Third-grade students in the D.C. public schools achieved national norms on standardized tests in mathematics for the first time in more than 10 years as the school system's scores in reading and math continued to rise for the third year in a row.
The gains by the third-grade youngsters were relatively minor because they fell only one month short of the national norm in mathematics last year. But a dramatic increase was posted by ninth graders, who made the greatest gains of all students here. They improved their scores by a full year in mathematics after a number of years of achieving virtually no progress. yBut even this significant gain left them about two years behind national norms in both reading and mathematics.
The standardized tests were taken by pupils in the third, sixth, ninth and eleventh grades. With the exception of the third graders, District students remained between a half year and three years behind national norms in both subject areas. The tests were given in the spring, and marked the first time 11th grade children had participated since 1977.
Acting Superintendent James T. Guines called the gains "the best hard-nosed testimony" that the school system's three-year-old competency-based curriculum (CBC) is working. He also credited teachers and the increased involvement of parents in city school activities with helping to improve the youngsters' performances.
The CBC program was started by former Superintendent Vincent E. Reed's administration in an effort to reverse the trend of low achievement by public school students here. The program emphasizes reading and math and allows students to work at their own pace, requiring them to master one skill before moving on to another.
The fact that most students still lagged far behind the national norms, especially in reading, Guines said, "must be looked at in the context of where we were" in prior years. "We're not going to say the tests are bad or the kids can't do it," he said. "We will do better in the future."
The national norms for the various grades are 3.8, 6.8, 9.8 and 11.7. District third graders this year scored 3.5 in reading and 3.8 in mathematics, up from 3.3 in reading and 3.7 in mathematics last spring.
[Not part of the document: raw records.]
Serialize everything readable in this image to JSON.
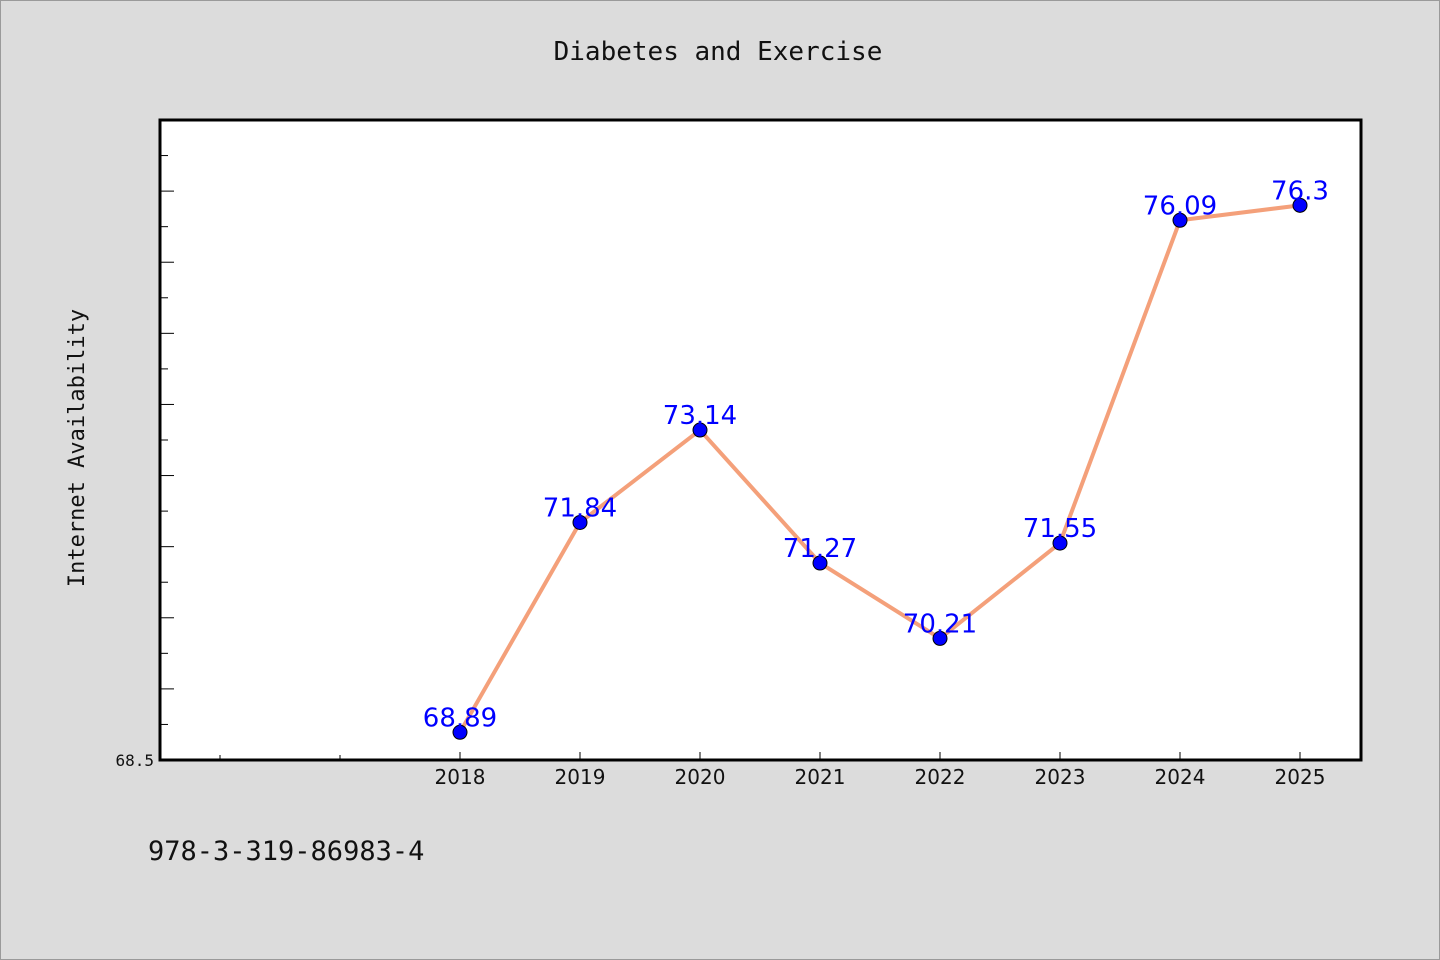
{
  "chart_data": {
    "type": "line",
    "title": "Diabetes and Exercise",
    "xlabel": "",
    "ylabel": "Internet Availability",
    "categories": [
      "2018",
      "2019",
      "2020",
      "2021",
      "2022",
      "2023",
      "2024",
      "2025"
    ],
    "values": [
      68.89,
      71.84,
      73.14,
      71.27,
      70.21,
      71.55,
      76.09,
      76.3
    ],
    "data_labels": [
      "68.89",
      "71.84",
      "73.14",
      "71.27",
      "70.21",
      "71.55",
      "76.09",
      "76.3"
    ],
    "ylim": [
      68.5,
      77.5
    ],
    "y_tick_labels": [
      "68.5"
    ],
    "grid": false,
    "legend": "none",
    "colors": {
      "line": "#f4a07a",
      "marker": "#0000ff",
      "data_label": "#0000ff",
      "plot_background": "#ffffff",
      "page_background": "#dcdcdc"
    }
  },
  "footer": {
    "code": "978-3-319-86983-4"
  }
}
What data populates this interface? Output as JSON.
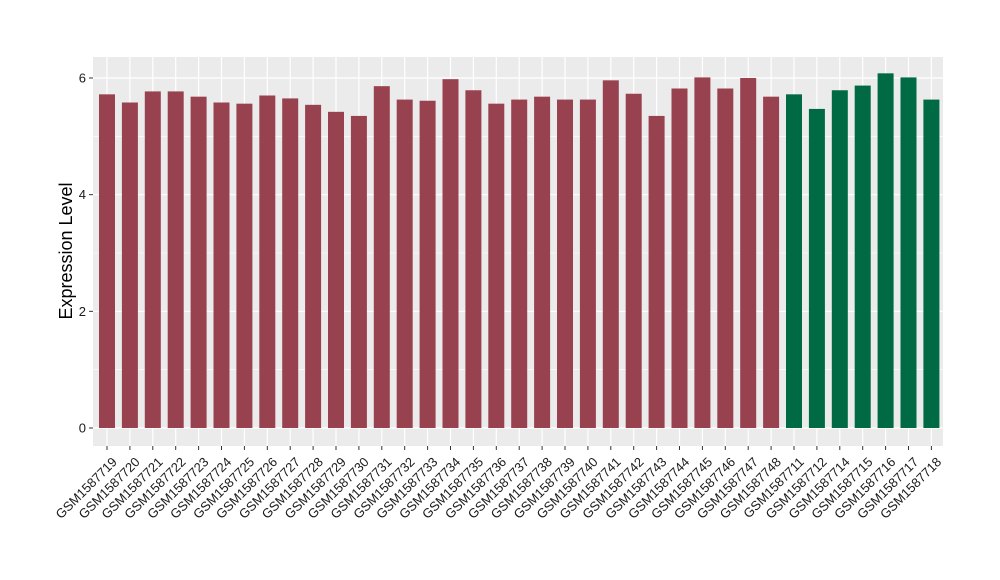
{
  "chart_data": {
    "type": "bar",
    "title": "",
    "xlabel": "",
    "ylabel": "Expression Level",
    "ylim": [
      0,
      6.2
    ],
    "yticks": [
      0,
      2,
      4,
      6
    ],
    "grid": true,
    "categories": [
      "GSM1587719",
      "GSM1587720",
      "GSM1587721",
      "GSM1587722",
      "GSM1587723",
      "GSM1587724",
      "GSM1587725",
      "GSM1587726",
      "GSM1587727",
      "GSM1587728",
      "GSM1587729",
      "GSM1587730",
      "GSM1587731",
      "GSM1587732",
      "GSM1587733",
      "GSM1587734",
      "GSM1587735",
      "GSM1587736",
      "GSM1587737",
      "GSM1587738",
      "GSM1587739",
      "GSM1587740",
      "GSM1587741",
      "GSM1587742",
      "GSM1587743",
      "GSM1587744",
      "GSM1587745",
      "GSM1587746",
      "GSM1587747",
      "GSM1587748",
      "GSM1587711",
      "GSM1587712",
      "GSM1587714",
      "GSM1587715",
      "GSM1587716",
      "GSM1587717",
      "GSM1587718"
    ],
    "values": [
      5.72,
      5.58,
      5.77,
      5.77,
      5.68,
      5.58,
      5.56,
      5.7,
      5.65,
      5.54,
      5.42,
      5.35,
      5.86,
      5.63,
      5.61,
      5.98,
      5.79,
      5.56,
      5.63,
      5.68,
      5.63,
      5.63,
      5.96,
      5.73,
      5.35,
      5.82,
      6.01,
      5.82,
      6.0,
      5.68,
      5.72,
      5.47,
      5.79,
      5.87,
      6.08,
      6.01,
      5.63
    ],
    "groups": [
      0,
      0,
      0,
      0,
      0,
      0,
      0,
      0,
      0,
      0,
      0,
      0,
      0,
      0,
      0,
      0,
      0,
      0,
      0,
      0,
      0,
      0,
      0,
      0,
      0,
      0,
      0,
      0,
      0,
      0,
      1,
      1,
      1,
      1,
      1,
      1,
      1
    ],
    "colors": [
      "#99424f",
      "#006a44"
    ],
    "panel_color": "#ebebeb",
    "grid_color": "#ffffff"
  }
}
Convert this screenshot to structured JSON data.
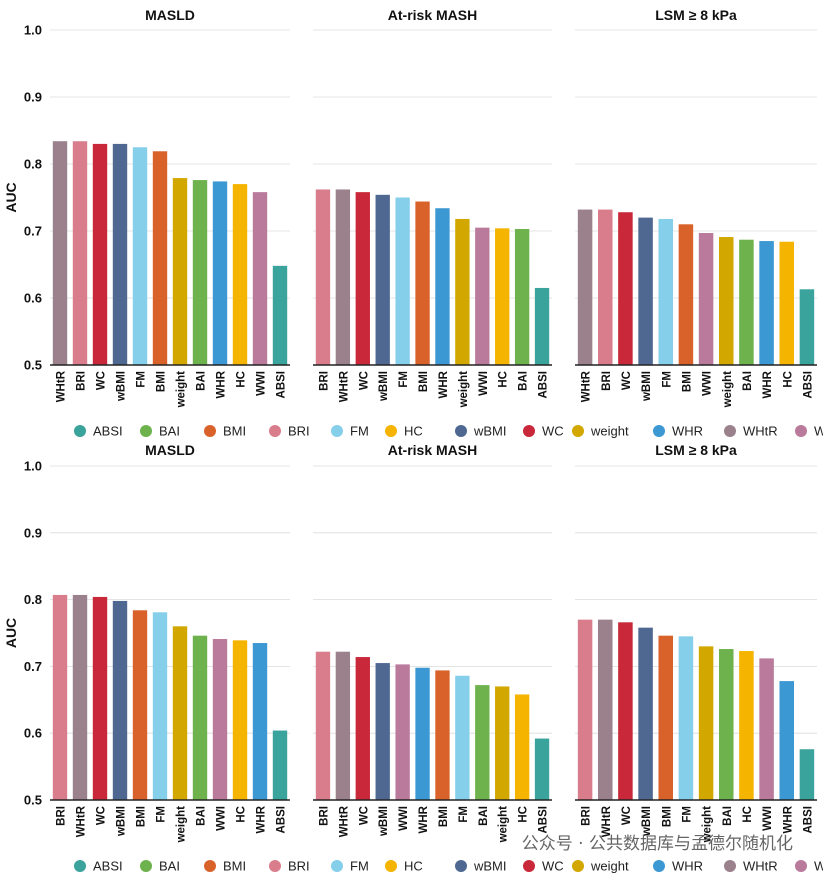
{
  "colors": {
    "ABSI": "#3aa39b",
    "BAI": "#6db24c",
    "BMI": "#d9622b",
    "BRI": "#d97d8c",
    "FM": "#86cfea",
    "HC": "#f4b400",
    "wBMI": "#4f6891",
    "WC": "#c8283a",
    "weight": "#d2a800",
    "WHR": "#3b98d3",
    "WHtR": "#9a818c",
    "WWI": "#b97a9c"
  },
  "legend": {
    "placement": "bottom",
    "items": [
      "ABSI",
      "BAI",
      "BMI",
      "BRI",
      "FM",
      "HC",
      "wBMI",
      "WC",
      "weight",
      "WHR",
      "WHtR",
      "WWI"
    ]
  },
  "watermark": "公众号 · 公共数据库与孟德尔随机化",
  "chart_data": [
    {
      "type": "bar",
      "title": "MASLD",
      "ylabel": "AUC",
      "ylim": [
        0.5,
        1.0
      ],
      "yticks": [
        "0.5",
        "0.6",
        "0.7",
        "0.8",
        "0.9",
        "1.0"
      ],
      "categories": [
        "WHtR",
        "BRI",
        "WC",
        "wBMI",
        "FM",
        "BMI",
        "weight",
        "BAI",
        "WHR",
        "HC",
        "WWI",
        "ABSI"
      ],
      "values": [
        0.834,
        0.834,
        0.83,
        0.83,
        0.825,
        0.819,
        0.779,
        0.776,
        0.774,
        0.77,
        0.758,
        0.648
      ]
    },
    {
      "type": "bar",
      "title": "At-risk MASH",
      "ylim": [
        0.5,
        1.0
      ],
      "categories": [
        "BRI",
        "WHtR",
        "WC",
        "wBMI",
        "FM",
        "BMI",
        "WHR",
        "weight",
        "WWI",
        "HC",
        "BAI",
        "ABSI"
      ],
      "values": [
        0.762,
        0.762,
        0.758,
        0.754,
        0.75,
        0.744,
        0.734,
        0.718,
        0.705,
        0.704,
        0.703,
        0.615
      ]
    },
    {
      "type": "bar",
      "title": "LSM ≥ 8 kPa",
      "ylim": [
        0.5,
        1.0
      ],
      "categories": [
        "WHtR",
        "BRI",
        "WC",
        "wBMI",
        "FM",
        "BMI",
        "WWI",
        "weight",
        "BAI",
        "WHR",
        "HC",
        "ABSI"
      ],
      "values": [
        0.732,
        0.732,
        0.728,
        0.72,
        0.718,
        0.71,
        0.697,
        0.691,
        0.687,
        0.685,
        0.684,
        0.613
      ]
    },
    {
      "type": "bar",
      "title": "MASLD",
      "ylabel": "AUC",
      "ylim": [
        0.5,
        1.0
      ],
      "yticks": [
        "0.5",
        "0.6",
        "0.7",
        "0.8",
        "0.9",
        "1.0"
      ],
      "categories": [
        "BRI",
        "WHtR",
        "WC",
        "wBMI",
        "BMI",
        "FM",
        "weight",
        "BAI",
        "WWI",
        "HC",
        "WHR",
        "ABSI"
      ],
      "values": [
        0.807,
        0.807,
        0.804,
        0.798,
        0.784,
        0.781,
        0.76,
        0.746,
        0.741,
        0.739,
        0.735,
        0.604
      ]
    },
    {
      "type": "bar",
      "title": "At-risk MASH",
      "ylim": [
        0.5,
        1.0
      ],
      "categories": [
        "BRI",
        "WHtR",
        "WC",
        "wBMI",
        "WWI",
        "WHR",
        "BMI",
        "FM",
        "BAI",
        "weight",
        "HC",
        "ABSI"
      ],
      "values": [
        0.722,
        0.722,
        0.714,
        0.705,
        0.703,
        0.698,
        0.694,
        0.686,
        0.672,
        0.67,
        0.658,
        0.592
      ]
    },
    {
      "type": "bar",
      "title": "LSM ≥ 8 kPa",
      "ylim": [
        0.5,
        1.0
      ],
      "categories": [
        "BRI",
        "WHtR",
        "WC",
        "wBMI",
        "BMI",
        "FM",
        "weight",
        "BAI",
        "HC",
        "WWI",
        "WHR",
        "ABSI"
      ],
      "values": [
        0.77,
        0.77,
        0.766,
        0.758,
        0.746,
        0.745,
        0.73,
        0.726,
        0.723,
        0.712,
        0.678,
        0.576
      ]
    }
  ]
}
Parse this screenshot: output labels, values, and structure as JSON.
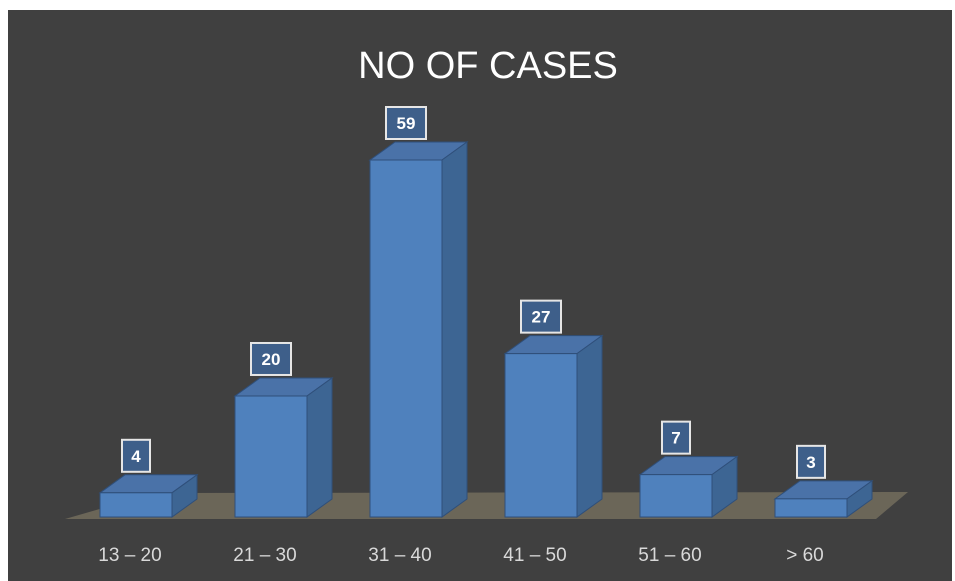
{
  "chart_data": {
    "type": "bar",
    "title": "NO OF CASES",
    "categories": [
      "13 – 20",
      "21 – 30",
      "31 – 40",
      "41 – 50",
      "51 – 60",
      "> 60"
    ],
    "values": [
      4,
      20,
      59,
      27,
      7,
      3
    ],
    "xlabel": "",
    "ylabel": "",
    "ylim": [
      0,
      59
    ],
    "grid": false,
    "legend": "none",
    "style": "3d-column",
    "colors": {
      "background": "#404040",
      "bar_front": "#4f81bd",
      "bar_side": "#3d6593",
      "bar_top": "#4a72a8",
      "floor": "#6b6658",
      "label_box_border": "#e6e6e6"
    }
  }
}
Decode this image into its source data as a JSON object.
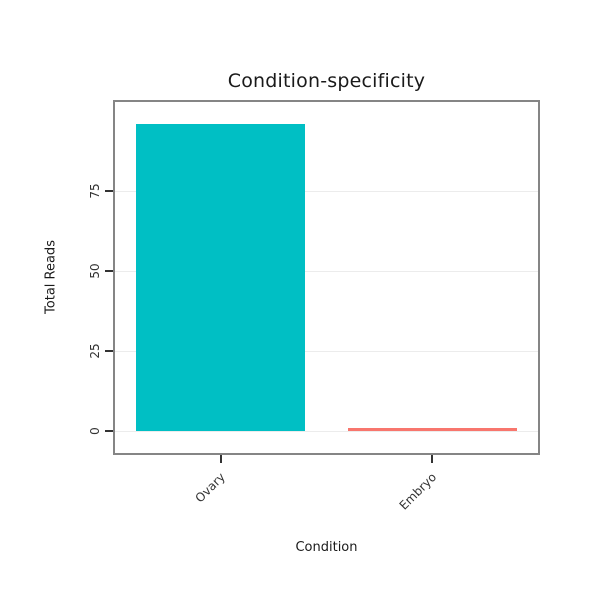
{
  "chart_data": {
    "type": "bar",
    "title": "Condition-specificity",
    "xlabel": "Condition",
    "ylabel": "Total Reads",
    "categories": [
      "Ovary",
      "Embryo"
    ],
    "values": [
      96,
      1
    ],
    "bar_colors": [
      "#00BFC4",
      "#F8766D"
    ],
    "yticks": [
      0,
      25,
      50,
      75
    ],
    "ylim": [
      0,
      104
    ],
    "grid": "horizontal-major-light",
    "legend": "none",
    "panel_border_color": "#858585"
  }
}
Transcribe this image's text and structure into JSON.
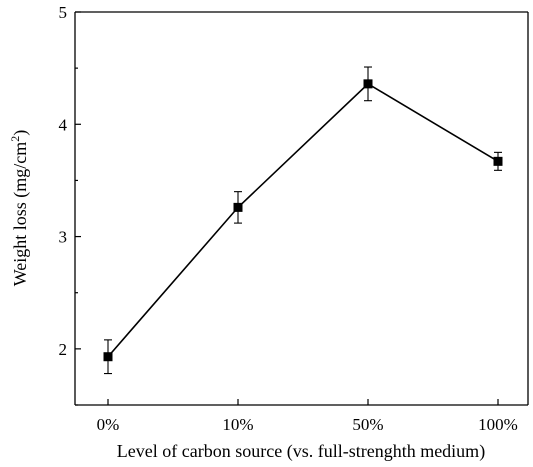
{
  "chart_data": {
    "type": "line",
    "categories": [
      "0%",
      "10%",
      "50%",
      "100%"
    ],
    "series": [
      {
        "values": [
          1.93,
          3.26,
          4.36,
          3.67
        ],
        "error": [
          0.15,
          0.14,
          0.15,
          0.08
        ]
      }
    ],
    "xlabel": "Level of carbon source (vs. full-strenghth medium)",
    "ylabel": {
      "base": "Weight loss (mg/cm",
      "sup": "2",
      "close": ")"
    },
    "ylim": [
      1.5,
      5
    ],
    "yticks": [
      2,
      3,
      4,
      5
    ],
    "grid": false,
    "legend": "none",
    "marker": "square",
    "color": "#000000"
  }
}
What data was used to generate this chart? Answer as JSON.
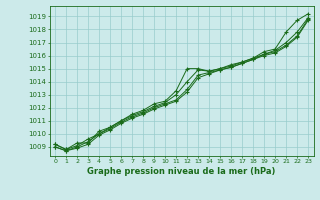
{
  "xlabel": "Graphe pression niveau de la mer (hPa)",
  "ylim": [
    1008.3,
    1019.8
  ],
  "xlim": [
    -0.5,
    23.5
  ],
  "yticks": [
    1009,
    1010,
    1011,
    1012,
    1013,
    1014,
    1015,
    1016,
    1017,
    1018,
    1019
  ],
  "xticks": [
    0,
    1,
    2,
    3,
    4,
    5,
    6,
    7,
    8,
    9,
    10,
    11,
    12,
    13,
    14,
    15,
    16,
    17,
    18,
    19,
    20,
    21,
    22,
    23
  ],
  "bg_color": "#cceaea",
  "line_color": "#1a6b1a",
  "grid_color": "#99cccc",
  "line1": [
    1009.2,
    1008.8,
    1009.3,
    1009.3,
    1010.2,
    1010.5,
    1011.0,
    1011.5,
    1011.8,
    1012.3,
    1012.5,
    1013.3,
    1015.0,
    1015.0,
    1014.8,
    1015.0,
    1015.3,
    1015.5,
    1015.8,
    1016.3,
    1016.5,
    1017.8,
    1018.7,
    1019.2
  ],
  "line2": [
    1009.2,
    1008.8,
    1009.1,
    1009.6,
    1010.0,
    1010.5,
    1011.0,
    1011.4,
    1011.7,
    1012.1,
    1012.4,
    1013.0,
    1014.0,
    1014.9,
    1014.8,
    1015.0,
    1015.2,
    1015.5,
    1015.8,
    1016.1,
    1016.4,
    1017.0,
    1017.8,
    1018.9
  ],
  "line3": [
    1009.0,
    1008.7,
    1009.0,
    1009.4,
    1010.0,
    1010.4,
    1010.9,
    1011.3,
    1011.6,
    1012.0,
    1012.3,
    1012.6,
    1013.4,
    1014.5,
    1014.7,
    1014.9,
    1015.1,
    1015.4,
    1015.7,
    1016.1,
    1016.3,
    1016.8,
    1017.5,
    1018.8
  ],
  "line4": [
    1009.0,
    1008.7,
    1008.9,
    1009.2,
    1009.9,
    1010.3,
    1010.8,
    1011.2,
    1011.5,
    1011.9,
    1012.2,
    1012.5,
    1013.2,
    1014.3,
    1014.6,
    1014.9,
    1015.1,
    1015.4,
    1015.7,
    1016.0,
    1016.2,
    1016.7,
    1017.4,
    1018.7
  ]
}
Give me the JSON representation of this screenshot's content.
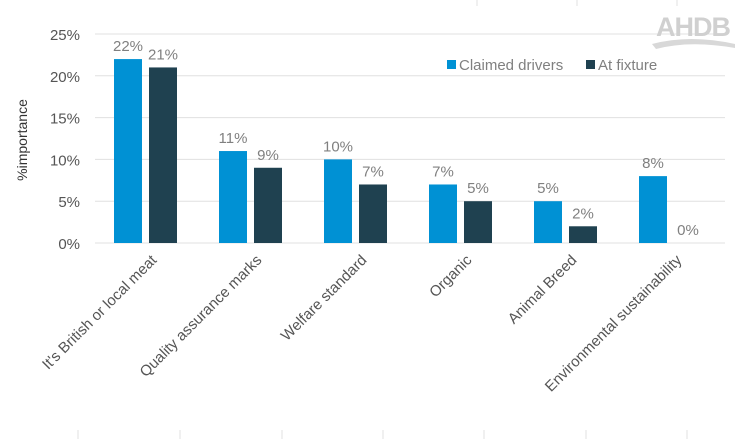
{
  "chart_data": {
    "type": "bar",
    "title": "",
    "xlabel": "",
    "ylabel": "%importance",
    "ylim": [
      0,
      25
    ],
    "yticks": [
      "0%",
      "5%",
      "10%",
      "15%",
      "20%",
      "25%"
    ],
    "grid": true,
    "legend_position": "top-right",
    "categories": [
      "It's British or local meat",
      "Quality assurance marks",
      "Welfare standard",
      "Organic",
      "Animal Breed",
      "Environmental sustainability"
    ],
    "series": [
      {
        "name": "Claimed drivers",
        "color": "#0091D4",
        "values": [
          22,
          11,
          10,
          7,
          5,
          8
        ],
        "labels": [
          "22%",
          "11%",
          "10%",
          "7%",
          "5%",
          "8%"
        ]
      },
      {
        "name": "At fixture",
        "color": "#1F4150",
        "values": [
          21,
          9,
          7,
          5,
          2,
          0
        ],
        "labels": [
          "21%",
          "9%",
          "7%",
          "5%",
          "2%",
          "0%"
        ]
      }
    ]
  },
  "logo": {
    "text": "AHDB",
    "color": "#C8C8C8"
  }
}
Since the tests are given near the end of the school year, third-grade pupils should be close to fourth grade-level work.
Sixth-grade students here scored 5.9 in reading and 6.4 in mathematics. The reading scores were up from 5.8 last year, but the mathematics scores went down from 6.5.
Ninth graders moved from 7.3 in reading last year to 7.7 this year. But the most significant gain was in mathematics where the students scored 8.0 this year, up from 7.0 last year.
School officials credited these gains to a program started this year in the junior high schools. It requires students to take extra courses in reading and math and requires their parents to sign a "contract" guaranteeing that they would check homework, provide their children with a quiet place for study and participate in parent-teacher conferences.
"It paid off," acting vice superintendent J. Weldon Greene said of the program. "They [ninth graders] went up one full year in mathematics and that's not easy to do. It shows how intensive instruction can increase performance on standardized tests."
Greene said additional reading and math courses will be required in all junior high schools next year.
The 11th grade students fell the furthest below national norms, scoring 9.1 in reading and 8.8 in mathematics. Greene said school officials thought there was a need to begin testing high school students again. High school teachers also wanted more test data on the students, Greene said.
Reading test scores dropped dramatically in grades six and nine between 1976 and 1977, but stayed fairly stable in grade three. Then, in 1978, they all began a steady rise.
Math scores dropped sharply in grade nine in 1977, but then began climbing in all three grades in 1978.
The national grade level norms are based on scores of a representative national sample of about 130,000 students tested in 1973. The norms have not been revised since then and thus do not reflect changes around the country since 1973. They do, however, provide a consistent measure of achievement in Washington.
The scores are based on a 10-month school year. The test itself is a three-hour multiple choice exam called the Comprehensive Test of Basic Skills (CTBS). Ti is published by the California Testing Bureau, a division of McGraw-Hill Inc.
"Lots of people have said these tests are biased," Guines said last night. "So this must be the acid test" that the District's program is working, he added.